Robin Marantz Henig

Robin Marantz Henig

Adjunct Faculty

Robin Marantz Henig, who teaches the Reporting 1 workshop and the summer class in journalism ethics, has written scores of magazine and newspaper articles and nine books, most recently Twentysomething: Why Do Young Adults Seem Stuck? (co-authored with her daughter Samantha Henig). Her previous book, Pandora’s Baby: How the First Test Tube Babies Sparked the Reproductive Revolution, was named Book of the Year by the American Society of Journalists and Authors, and won the Science in Society Award of the National Association of Science Writers. Robin’s articles have appeared regularly in The New York Times Magazine, where she is a Contributing Writer, as well as in National Geographic, Scientific American, Smithsonian, and just about every woman’s magazine in the grocery store. She writes book reviews and opinion pieces for The New York Times, The Washington Post, and BookForum, and writes about grandparenthood for The Atlantic website. From 1997 to 2002 she was a member of the board of contributors of USA Today. She served for ten years on the board of directors of the National Association of Science Writers, was its president in 2014-2016, and was co-editor of its Field Guide for Science Writers.

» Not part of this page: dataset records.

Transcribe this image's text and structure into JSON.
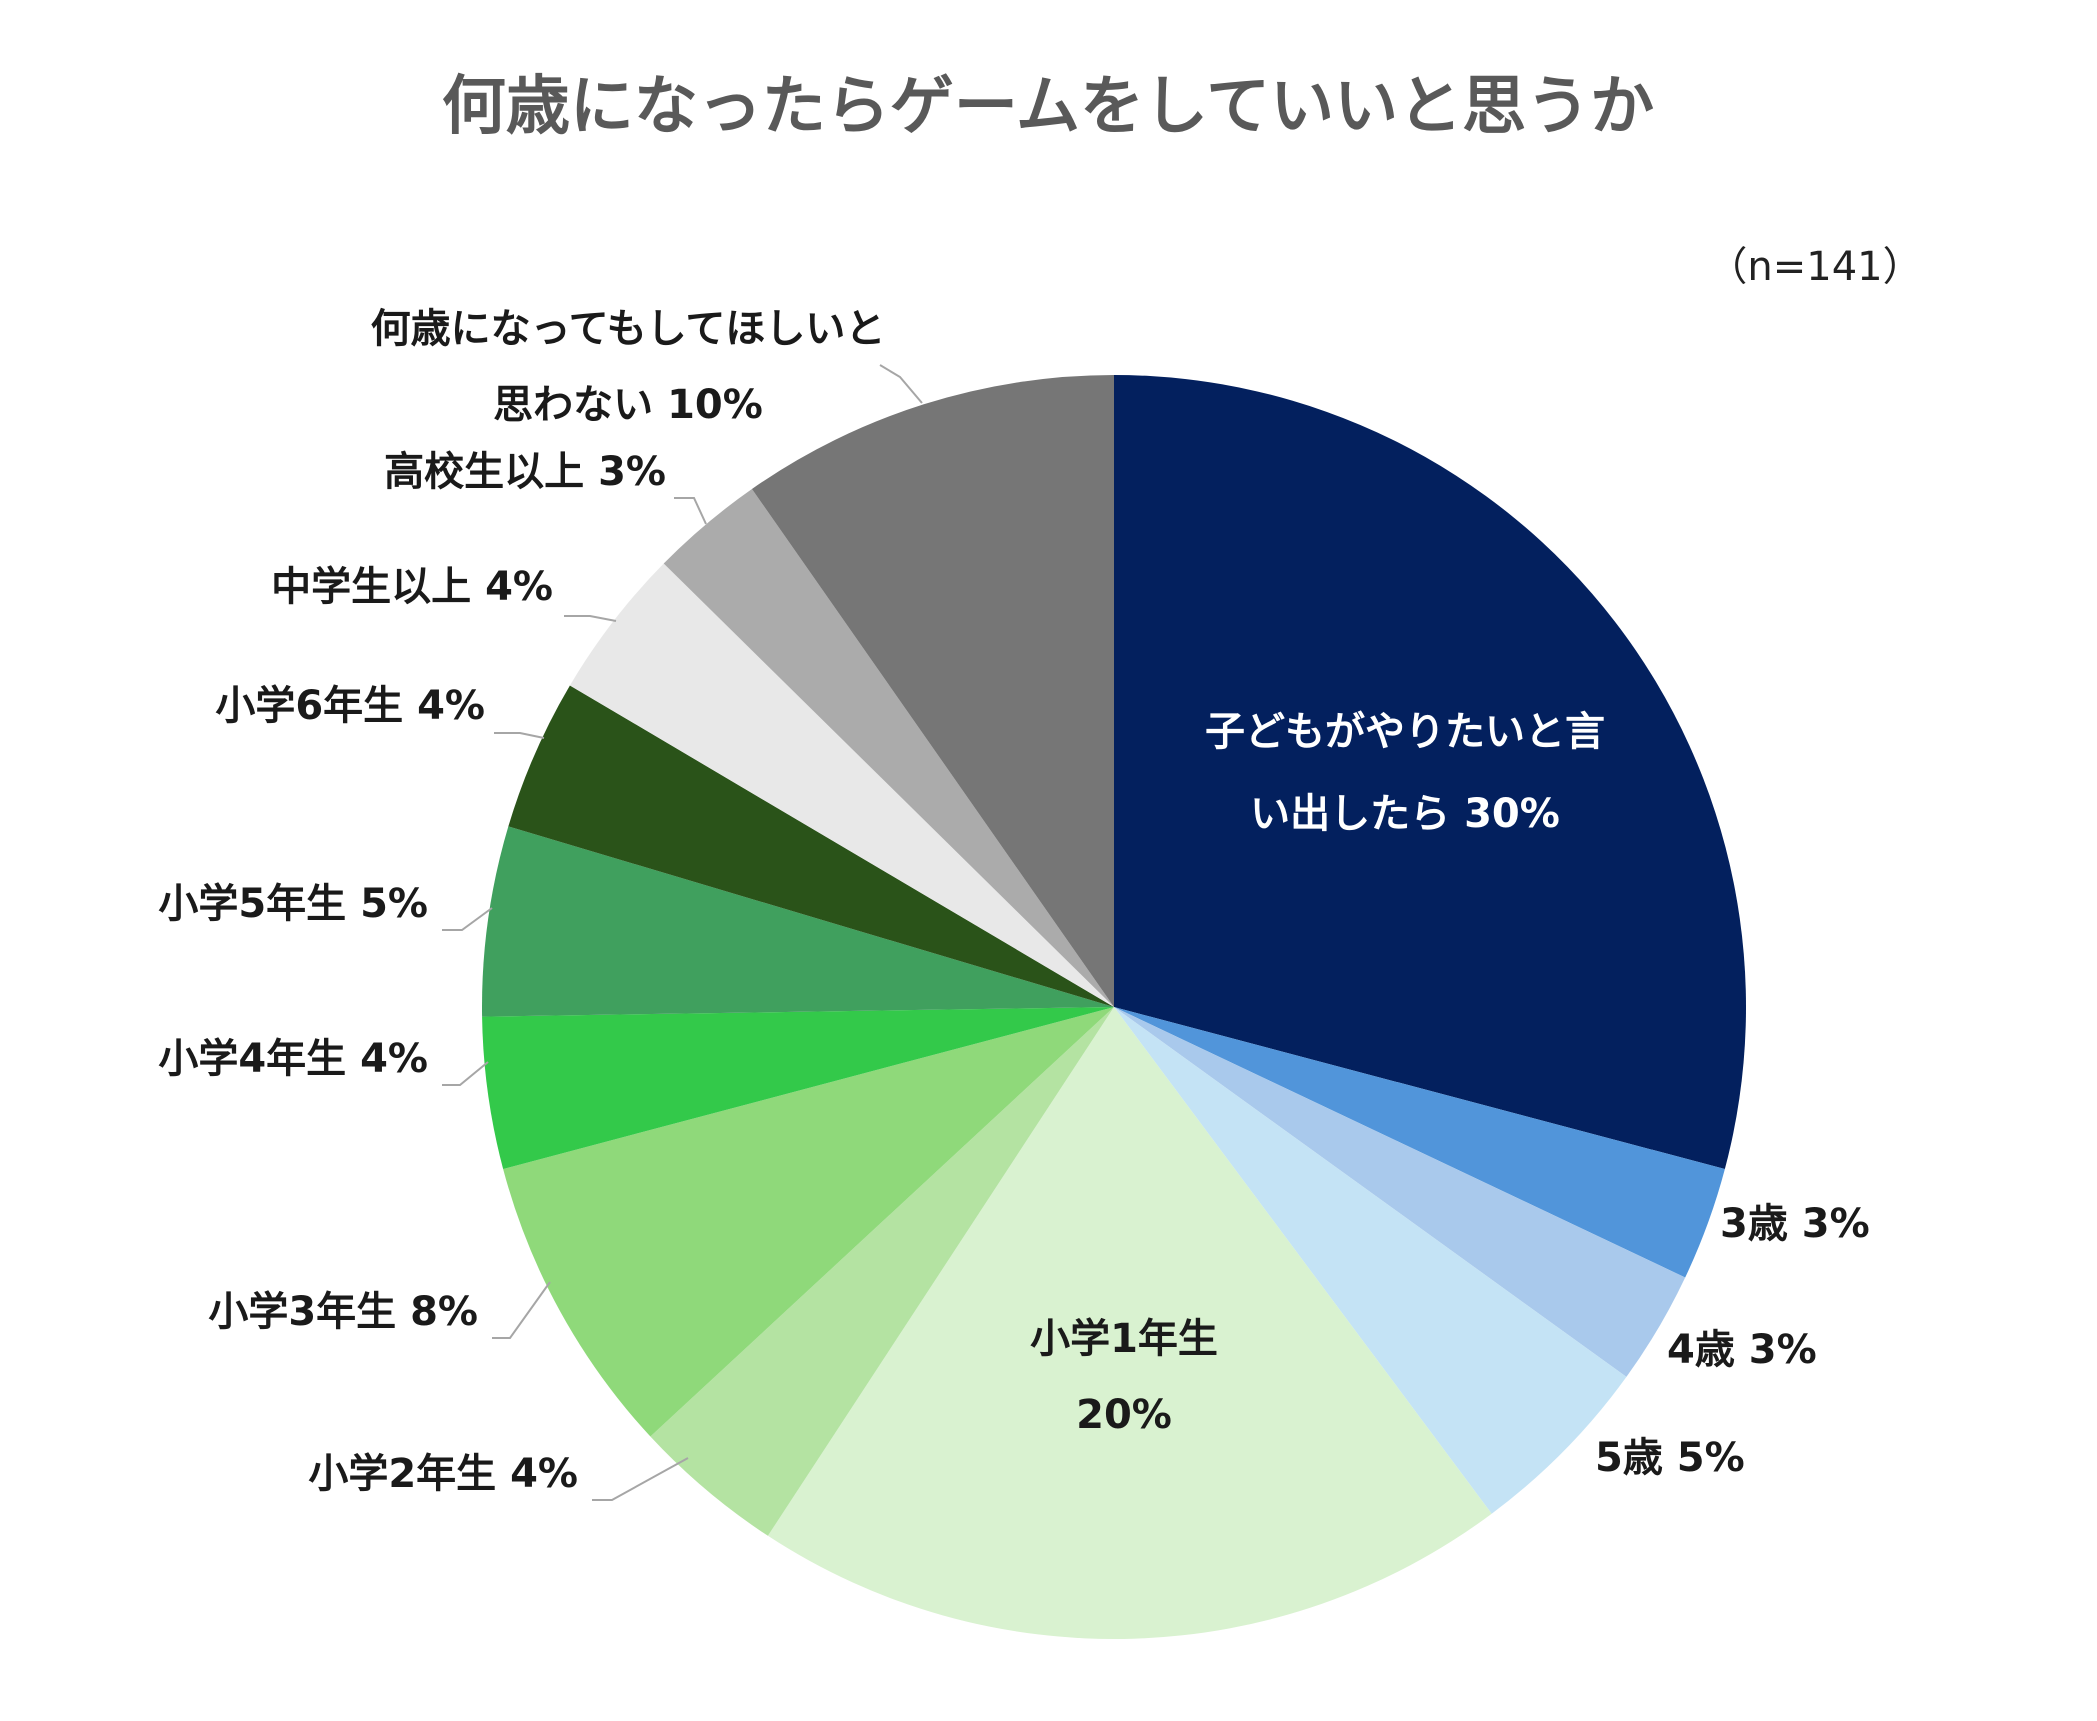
{
  "chart_data": {
    "type": "pie",
    "title": "何歳になったらゲームをしていいと思うか",
    "note": "（n=141）",
    "slices": [
      {
        "label_lines": [
          "子どもがやりたいと言",
          "い出したら 30%"
        ],
        "value": 30,
        "color": "#03205e",
        "label_color": "#ffffff"
      },
      {
        "label_lines": [
          "3歳 3%"
        ],
        "value": 3,
        "color": "#5195da",
        "label_color": "#1a1a1a"
      },
      {
        "label_lines": [
          "4歳 3%"
        ],
        "value": 3,
        "color": "#a9c9ec",
        "label_color": "#1a1a1a"
      },
      {
        "label_lines": [
          "5歳 5%"
        ],
        "value": 5,
        "color": "#c4e3f5",
        "label_color": "#1a1a1a"
      },
      {
        "label_lines": [
          "小学1年生",
          "20%"
        ],
        "value": 20,
        "color": "#d9f2d0",
        "label_color": "#1a1a1a"
      },
      {
        "label_lines": [
          "小学2年生 4%"
        ],
        "value": 4,
        "color": "#b4e3a2",
        "label_color": "#1a1a1a"
      },
      {
        "label_lines": [
          "小学3年生 8%"
        ],
        "value": 8,
        "color": "#8fd97a",
        "label_color": "#1a1a1a"
      },
      {
        "label_lines": [
          "小学4年生 4%"
        ],
        "value": 4,
        "color": "#33c94a",
        "label_color": "#1a1a1a"
      },
      {
        "label_lines": [
          "小学5年生 5%"
        ],
        "value": 5,
        "color": "#40a05e",
        "label_color": "#1a1a1a"
      },
      {
        "label_lines": [
          "小学6年生 4%"
        ],
        "value": 4,
        "color": "#2a5319",
        "label_color": "#1a1a1a"
      },
      {
        "label_lines": [
          "中学生以上 4%"
        ],
        "value": 4,
        "color": "#e8e8e8",
        "label_color": "#1a1a1a"
      },
      {
        "label_lines": [
          "高校生以上 3%"
        ],
        "value": 3,
        "color": "#ababab",
        "label_color": "#1a1a1a"
      },
      {
        "label_lines": [
          "何歳になってもしてほしいと",
          "思わない 10%"
        ],
        "value": 10,
        "color": "#767676",
        "label_color": "#1a1a1a"
      }
    ]
  }
}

Along the way, Robin has received (or been a finalist for) some very nice awards. She received a Career Achievement Award from the American Society of Journalists and Authors in 2009, a Guggenheim Fellowship in 2010, and an Alicia Patterson Fellowship in 2001. Her book The Monk in the Garden: The Lost and Found Genius of Gregor Mendel was a finalist for a National Book Critics Circle award. And she was a finalist for a National Magazine Award in 2018 and 2020, and a finalist for a Pulitzer Prize in 2017.